Publikation
Non-Strict Hierarchical Reinforcement Learning for Interactive Systems and Robots
Dr. Heriberto Cuayáhuitl; Ivana Kruijff-Korbayová; Nina Dethlefs
In: ACM Transactions on Interactive Intelligent Systems, Vol. 4, No. 3, ACM/IEEE, 2014.
Zusammenfassung
Conversational systems and robots that use reinforcement learning for policy optimization in large domains often face the
problem of limited scalability.
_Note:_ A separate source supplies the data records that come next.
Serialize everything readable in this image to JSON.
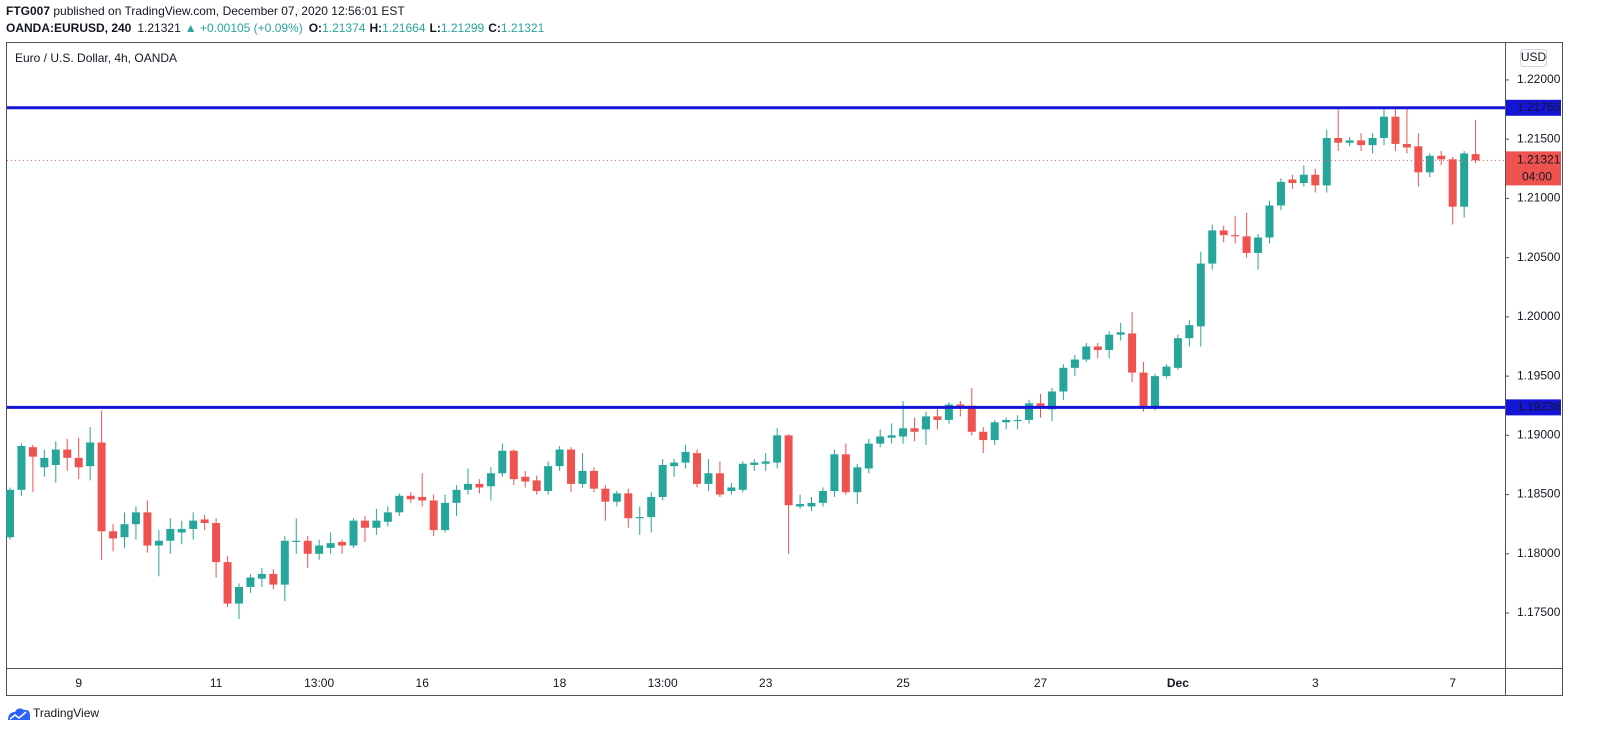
{
  "chart_data": {
    "type": "candlestick",
    "publisher": "FTG007",
    "published_text": " published on TradingView.com, December 07, 2020 12:56:01 EST",
    "symbol_text": "OANDA:EURUSD, 240",
    "change_text": "▲ +0.00105 (+0.09%)",
    "open_prefix": "O:",
    "high_prefix": "H:",
    "low_prefix": "L:",
    "close_prefix": "C:",
    "title": "Euro / U.S. Dollar, 4h, OANDA",
    "currency": "USD",
    "timer": "04:00",
    "brand": "TradingView",
    "up_color": "#26a69a",
    "down_color": "#ef5350",
    "level_color": "#1515d8",
    "categories": [
      null,
      null,
      null,
      null,
      null,
      null,
      "9",
      null,
      null,
      null,
      null,
      null,
      null,
      null,
      null,
      null,
      null,
      null,
      "11",
      null,
      null,
      null,
      null,
      null,
      null,
      null,
      null,
      "13:00",
      null,
      null,
      null,
      null,
      null,
      null,
      null,
      null,
      "16",
      null,
      null,
      null,
      null,
      null,
      null,
      null,
      null,
      null,
      null,
      null,
      "18",
      null,
      null,
      null,
      null,
      null,
      null,
      null,
      null,
      "13:00",
      null,
      null,
      null,
      null,
      null,
      null,
      null,
      null,
      "23",
      null,
      null,
      null,
      null,
      null,
      null,
      null,
      null,
      null,
      null,
      null,
      "25",
      null,
      null,
      null,
      null,
      null,
      null,
      null,
      null,
      null,
      null,
      null,
      "27",
      null,
      null,
      null,
      null,
      null,
      null,
      null,
      null,
      null,
      null,
      null,
      "Dec",
      null,
      null,
      null,
      null,
      null,
      null,
      null,
      null,
      null,
      null,
      null,
      "3",
      null,
      null,
      null,
      null,
      null,
      null,
      null,
      null,
      null,
      null,
      null,
      "7",
      null,
      null
    ],
    "open": [
      1.1814,
      1.1854,
      1.189,
      1.1873,
      1.1875,
      1.1888,
      1.1881,
      1.1874,
      1.1894,
      1.1819,
      1.1814,
      1.1825,
      1.1835,
      1.1807,
      1.1811,
      1.1818,
      1.1821,
      1.1829,
      1.1826,
      1.1793,
      1.1758,
      1.1772,
      1.1779,
      1.1783,
      1.1774,
      1.181,
      1.1811,
      1.18,
      1.1805,
      1.181,
      1.1807,
      1.1828,
      1.1822,
      1.1827,
      1.1835,
      1.1849,
      1.1848,
      1.1845,
      1.182,
      1.1843,
      1.1854,
      1.1859,
      1.1857,
      1.1868,
      1.1887,
      1.1865,
      1.1862,
      1.1853,
      1.1874,
      1.1888,
      1.1859,
      1.187,
      1.1855,
      1.1844,
      1.1851,
      1.183,
      1.1831,
      1.1848,
      1.1874,
      1.1877,
      1.1885,
      1.1859,
      1.1868,
      1.1853,
      1.1854,
      1.1875,
      1.1876,
      1.1877,
      1.19,
      1.184,
      1.184,
      1.1843,
      1.1853,
      1.1884,
      1.1852,
      1.1872,
      1.1893,
      1.1898,
      1.1899,
      1.1906,
      1.1905,
      1.1916,
      1.1913,
      1.1926,
      1.1925,
      1.1903,
      1.1896,
      1.1911,
      1.1912,
      1.1913,
      1.1927,
      1.1922,
      1.1937,
      1.1957,
      1.1964,
      1.1975,
      1.1972,
      1.1985,
      1.1986,
      1.1953,
      1.1924,
      1.195,
      1.1957,
      1.1982,
      1.1992,
      1.2045,
      1.2073,
      1.2069,
      1.2068,
      1.2054,
      1.2067,
      1.2094,
      1.2116,
      1.2113,
      1.212,
      1.2111,
      1.2151,
      1.2147,
      1.2149,
      1.2145,
      1.2151,
      1.2169,
      1.2146,
      1.2144,
      1.2122,
      1.2136,
      1.2133,
      1.2093,
      1.21374
    ],
    "high": [
      1.1856,
      1.1893,
      1.1892,
      1.1888,
      1.1895,
      1.1897,
      1.1898,
      1.1907,
      1.1921,
      1.1825,
      1.1835,
      1.184,
      1.1845,
      1.182,
      1.183,
      1.1828,
      1.1835,
      1.1833,
      1.183,
      1.1798,
      1.1775,
      1.1783,
      1.1788,
      1.1787,
      1.1815,
      1.183,
      1.1815,
      1.1812,
      1.1818,
      1.1812,
      1.183,
      1.1832,
      1.1838,
      1.184,
      1.1851,
      1.1852,
      1.1868,
      1.185,
      1.185,
      1.1858,
      1.1872,
      1.1863,
      1.1873,
      1.1893,
      1.1888,
      1.187,
      1.1866,
      1.1878,
      1.1891,
      1.189,
      1.1885,
      1.1873,
      1.1858,
      1.1853,
      1.1855,
      1.184,
      1.1852,
      1.188,
      1.188,
      1.1892,
      1.1888,
      1.188,
      1.1878,
      1.186,
      1.1878,
      1.188,
      1.1885,
      1.1906,
      1.1901,
      1.185,
      1.1848,
      1.1856,
      1.1888,
      1.1893,
      1.1876,
      1.1897,
      1.1905,
      1.191,
      1.1929,
      1.1915,
      1.192,
      1.1924,
      1.1928,
      1.1929,
      1.194,
      1.1907,
      1.1913,
      1.1915,
      1.1917,
      1.193,
      1.1935,
      1.194,
      1.196,
      1.1968,
      1.1978,
      1.1978,
      1.1988,
      1.1995,
      1.2004,
      1.1962,
      1.1952,
      1.196,
      1.1985,
      1.1997,
      1.2055,
      1.2078,
      1.2077,
      1.2085,
      1.2088,
      1.207,
      1.2098,
      1.2117,
      1.212,
      1.2128,
      1.2125,
      1.2158,
      1.2177,
      1.2152,
      1.2155,
      1.2155,
      1.2176,
      1.2177,
      1.2176,
      1.2155,
      1.2138,
      1.214,
      1.2135,
      1.214,
      1.21664
    ],
    "low": [
      1.1812,
      1.1849,
      1.1852,
      1.1865,
      1.186,
      1.187,
      1.1863,
      1.1862,
      1.1795,
      1.1802,
      1.1805,
      1.1812,
      1.1801,
      1.1781,
      1.18,
      1.1808,
      1.1812,
      1.182,
      1.178,
      1.1755,
      1.1745,
      1.1767,
      1.1772,
      1.177,
      1.176,
      1.18,
      1.1788,
      1.1795,
      1.18,
      1.18,
      1.1805,
      1.181,
      1.1816,
      1.1823,
      1.1832,
      1.1843,
      1.184,
      1.1815,
      1.1818,
      1.1832,
      1.185,
      1.1851,
      1.1845,
      1.1865,
      1.1858,
      1.1856,
      1.185,
      1.185,
      1.187,
      1.1852,
      1.1856,
      1.1852,
      1.1828,
      1.184,
      1.1822,
      1.1816,
      1.1818,
      1.1845,
      1.1865,
      1.1872,
      1.1856,
      1.1853,
      1.1848,
      1.185,
      1.1852,
      1.187,
      1.187,
      1.1872,
      1.18,
      1.1838,
      1.1836,
      1.184,
      1.1848,
      1.185,
      1.1842,
      1.1868,
      1.189,
      1.1893,
      1.1893,
      1.1895,
      1.1892,
      1.1905,
      1.191,
      1.1916,
      1.19,
      1.1885,
      1.1892,
      1.1905,
      1.1905,
      1.191,
      1.1915,
      1.1912,
      1.193,
      1.195,
      1.1962,
      1.1965,
      1.1965,
      1.198,
      1.1945,
      1.192,
      1.1921,
      1.1948,
      1.1955,
      1.1975,
      1.1975,
      1.204,
      1.2063,
      1.2062,
      1.205,
      1.204,
      1.2062,
      1.209,
      1.2108,
      1.211,
      1.2105,
      1.2105,
      1.214,
      1.2144,
      1.214,
      1.2138,
      1.2145,
      1.214,
      1.2138,
      1.211,
      1.2118,
      1.2128,
      1.2078,
      1.2084,
      1.21299
    ],
    "close": [
      1.1854,
      1.1891,
      1.1882,
      1.1881,
      1.1888,
      1.1881,
      1.1873,
      1.1894,
      1.1819,
      1.1813,
      1.1825,
      1.1835,
      1.1807,
      1.1811,
      1.1821,
      1.1821,
      1.1828,
      1.1826,
      1.1793,
      1.1758,
      1.1772,
      1.178,
      1.1783,
      1.1774,
      1.1811,
      1.1811,
      1.18,
      1.1807,
      1.1809,
      1.1807,
      1.1828,
      1.1822,
      1.1828,
      1.1835,
      1.1849,
      1.1846,
      1.1845,
      1.182,
      1.1843,
      1.1854,
      1.1859,
      1.1856,
      1.1868,
      1.1887,
      1.1863,
      1.1861,
      1.1853,
      1.1874,
      1.1888,
      1.1859,
      1.187,
      1.1855,
      1.1844,
      1.1851,
      1.183,
      1.1831,
      1.1848,
      1.1875,
      1.1877,
      1.1886,
      1.1859,
      1.1868,
      1.185,
      1.1856,
      1.1876,
      1.1877,
      1.1878,
      1.19,
      1.1841,
      1.1842,
      1.1843,
      1.1853,
      1.1884,
      1.1852,
      1.1873,
      1.1893,
      1.1899,
      1.19,
      1.1906,
      1.1903,
      1.1916,
      1.1913,
      1.1926,
      1.1924,
      1.1903,
      1.1896,
      1.1911,
      1.1913,
      1.1913,
      1.1927,
      1.1923,
      1.1937,
      1.1957,
      1.1964,
      1.1975,
      1.1972,
      1.1985,
      1.1987,
      1.1953,
      1.1924,
      1.195,
      1.1958,
      1.1982,
      1.1993,
      1.2045,
      1.2073,
      1.2069,
      1.2068,
      1.2054,
      1.2067,
      1.2094,
      1.2114,
      1.2113,
      1.212,
      1.2111,
      1.2151,
      1.2147,
      1.2149,
      1.2145,
      1.2151,
      1.2169,
      1.2146,
      1.2143,
      1.2122,
      1.2136,
      1.2133,
      1.2093,
      1.2138,
      1.21321
    ],
    "levels": [
      1.21765,
      1.19236
    ],
    "ylim": [
      1.17036,
      1.22312
    ],
    "yticks": [
      {
        "value": 1.175,
        "label": "1.17500"
      },
      {
        "value": 1.18,
        "label": "1.18000"
      },
      {
        "value": 1.185,
        "label": "1.18500"
      },
      {
        "value": 1.19,
        "label": "1.19000"
      },
      {
        "value": 1.195,
        "label": "1.19500"
      },
      {
        "value": 1.2,
        "label": "1.20000"
      },
      {
        "value": 1.205,
        "label": "1.20500"
      },
      {
        "value": 1.21,
        "label": "1.21000"
      },
      {
        "value": 1.215,
        "label": "1.21500"
      },
      {
        "value": 1.22,
        "label": "1.22000"
      }
    ],
    "grid": false
  }
}
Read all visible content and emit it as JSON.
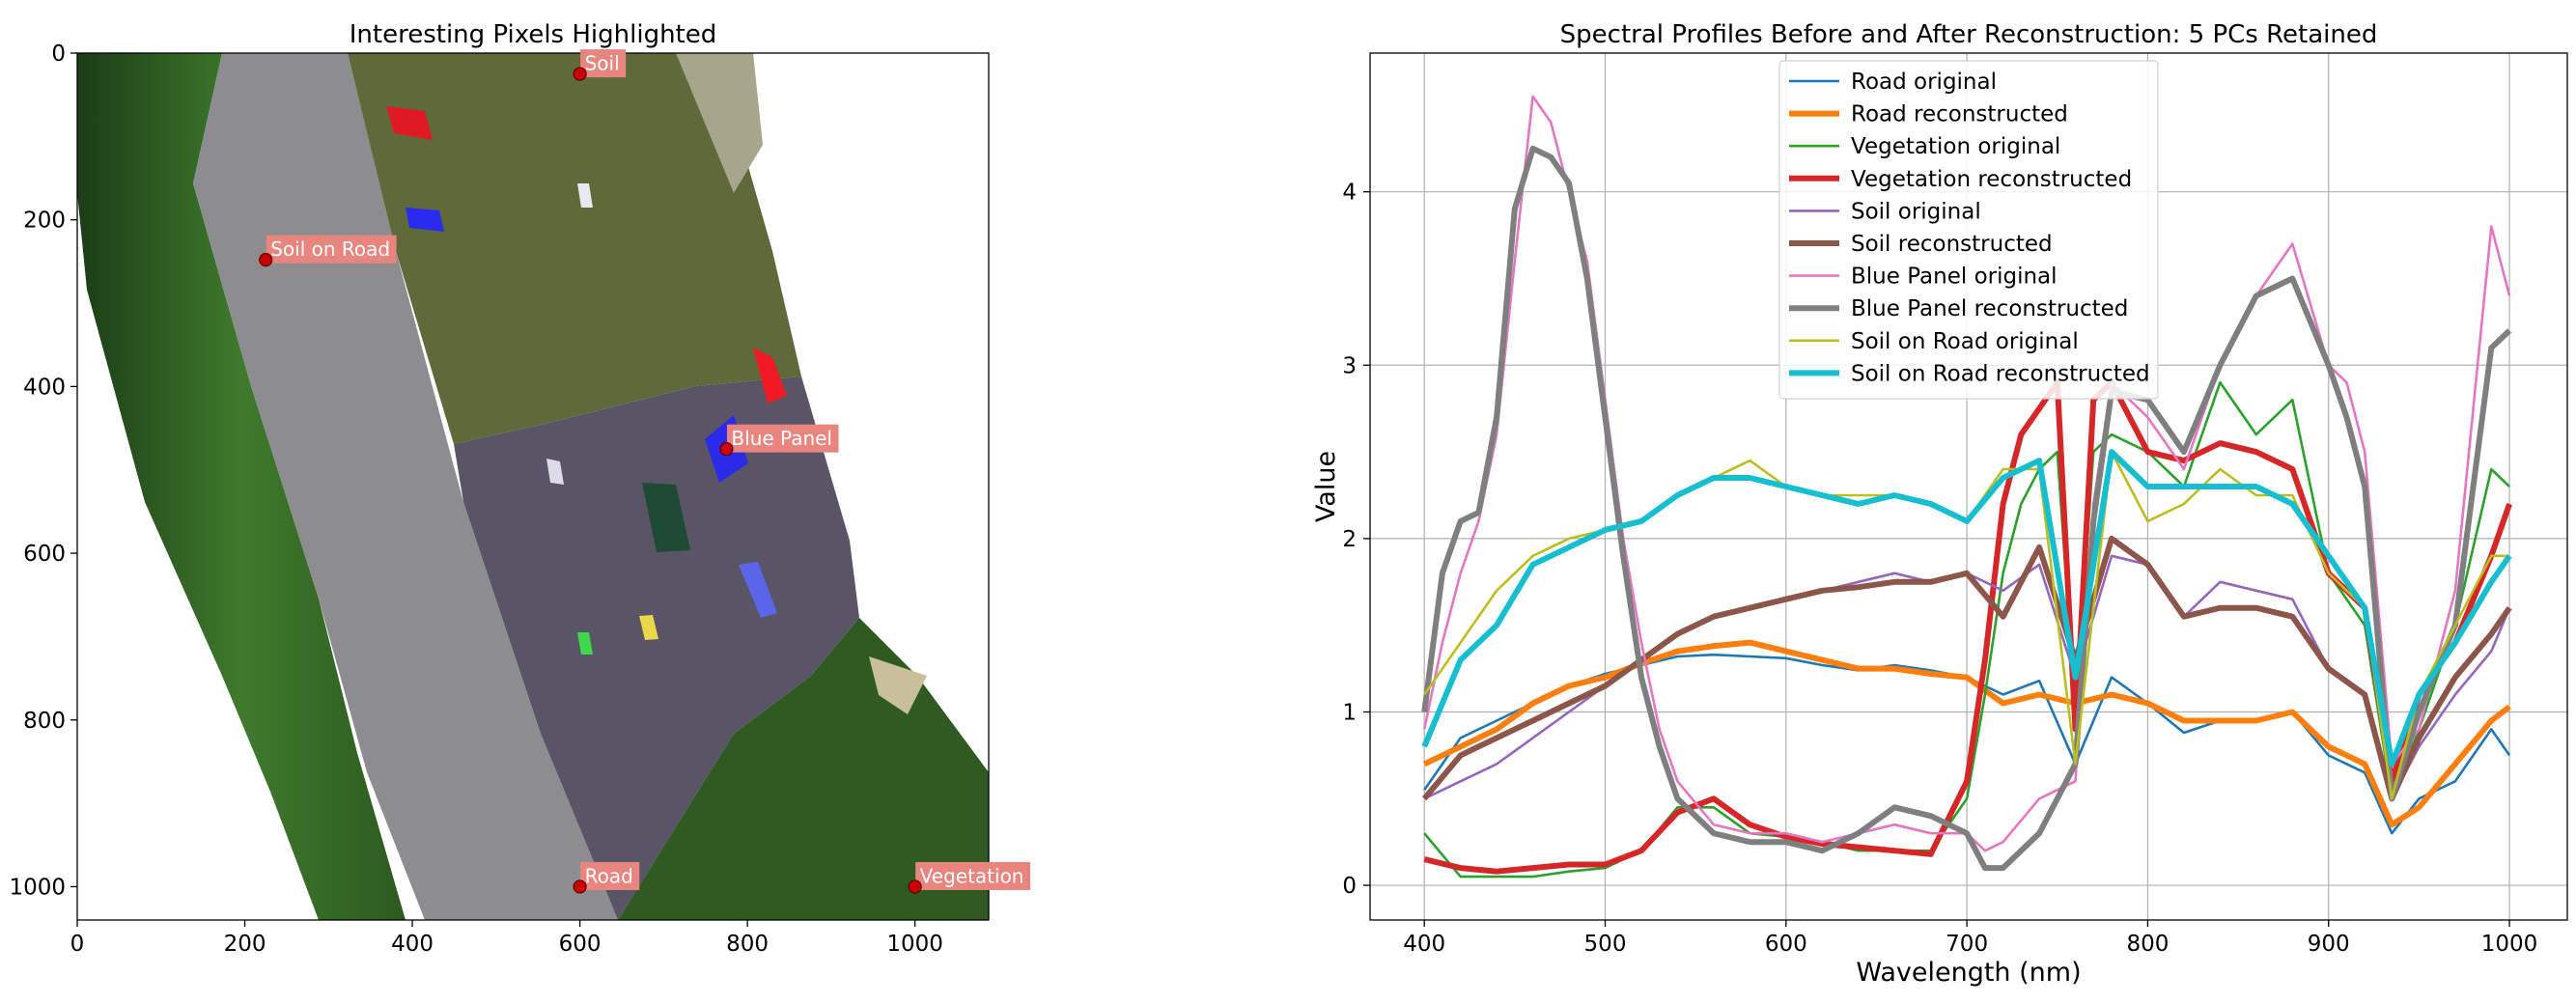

This problem has been addressed either by using function approximation techniques that
estimate the approximate true value function of a policy or by using a hierarchical decomposition of a learning task into
subtasks. We present a novel approach for dialogue policy optimization that combines the benefits of both hierarchical
control and function approximation and that allows flexible transitions between dialogue subtasks to give human users more
control over the dialogue. To this end, each reinforcement learning agent in the hierarchy is extended with a subtask transition
function and a dynamic state space to allow flexible switching between subdialogues. In addition, the subtask policies are
represented with linear function approximation in order to generalize the decision making to situations unseen in training.
Our proposed approach is evaluated in an interactive conversational robot that learns to play quiz games. Experimental
results, using simulation and real users, provide evidence that our proposed approach can lead to more flexible (natural)
interactions than strict hierarchical control and that it is preferred by human users.